Высокий технологический уровень шлюзов канала и особенно системы закрытия створов их ворот, которые работали безотказно спустя более полувека, находясь при этом в полной гармонии с растущими требованиями научно-технического прогресса, Сергей оценил спустя несколько лет, когда работал начальником транспортно-спускового плавучего дока на судостроительном заводе в Комсомольске-на-Амуре. На заводе имеется наливной бассейн, в который через полушлюз заводится плавучий док для вывода из строительных эллингов подводных лодок. Для перекрытия полушлюза применялись специальные «шандорные» балки, укладываемые двумя кранами в пазы в стенках полушлюза. Эта неуклюжая и очень трудоемкая система была построена в Комсомольске на двадцать с лишним лет позднее шлюзов Панамского канала и используется до сих пор. Для закрывания-открывания полушлюза требуется пять-шесть часов интенсивного труда целой бригады рабочих. Получается, что система шлюзования изначально строилась по старым, архаичным планам и никак не могла конкурировать с гораздо более ранним, считай – намного старшим, современным на то время шлюзованием, которое возводилось с расчетом на будущее. А ведь в этом не было никаких секретов. Конечно, в канале скорость заполнения шлюзов играет особую роль: все-таки за год в среднем он пропускает 14 тысяч судов в обоих направлениях. На комсомольском заводе такая скорость заполнения ни к чему, но все-таки трудоемкость процесса остается под большим вопросом. Кажущаяся начальная экономия спустя годы оборачивается большими итоговыми расходами. Каковы технологии, такова и производительность труда. Естественно, в краткосрочном периоде очевиден проигрыш, но в дальней перспективе совершенно обратная картина.
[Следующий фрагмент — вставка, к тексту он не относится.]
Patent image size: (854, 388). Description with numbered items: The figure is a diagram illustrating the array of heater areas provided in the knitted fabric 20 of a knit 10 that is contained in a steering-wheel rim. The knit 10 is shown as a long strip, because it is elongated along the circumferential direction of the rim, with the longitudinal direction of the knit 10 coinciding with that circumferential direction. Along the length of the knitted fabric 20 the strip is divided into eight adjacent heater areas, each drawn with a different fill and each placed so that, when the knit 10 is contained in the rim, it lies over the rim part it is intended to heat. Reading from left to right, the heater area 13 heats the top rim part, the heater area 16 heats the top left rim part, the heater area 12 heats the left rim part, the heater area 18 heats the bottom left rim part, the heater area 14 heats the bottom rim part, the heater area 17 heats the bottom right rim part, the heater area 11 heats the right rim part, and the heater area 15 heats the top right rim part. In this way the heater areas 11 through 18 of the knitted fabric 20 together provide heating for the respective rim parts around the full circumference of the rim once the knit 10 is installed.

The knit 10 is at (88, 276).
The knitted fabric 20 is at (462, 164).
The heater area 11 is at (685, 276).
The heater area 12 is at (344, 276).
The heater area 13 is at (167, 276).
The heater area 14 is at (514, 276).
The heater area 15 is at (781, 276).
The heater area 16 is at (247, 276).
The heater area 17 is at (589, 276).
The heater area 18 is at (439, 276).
Во времена первых пятилеток старались строить не заморачиваясь на длительное будущее – сказывались недостаток средств и строгие графики введения в действие очередного объекта. «Построим лучше, когда разбогатеем!» Но разбогатеть за прошедшие полвека так и не удалось, потому и приходится каждый раз перебиваться старыми технологиями, отставая от лидеров научно-технического прогресса.
После шлюзов «Педро Мигель» судно прошло через искусственное пресноводное озеро Гатун и затем снова, перевалив самую высокую точку, через систему шлюзов того же названия опустилось до уровня Атлантического океана, и пароход оказался в Карибском море. Океаны и моря разные, а вода точно такая же, нет даже лабораторных различий. Среднее время прохождения 82-километрового канала составляет девять часов, но с учетом ожидания на входе на его форсирование ушло около двух с половиной суток.
На атлантическом выходе из канала находится Кристобаль – аванпорт города Колон, что в переводе с испанского означает имя первооткрывателя Нового Света – Христофора Колумба, впервые увидевшего «Западную Индию», как тогда считали, 12 октября 1492 года. У испаноязычных жителей новых территорий существовала традиция называть город и порт разными именами, что подтверждает и вход в канал с тихоокеанской стороны: город – Панама, а порт – Бальбоа.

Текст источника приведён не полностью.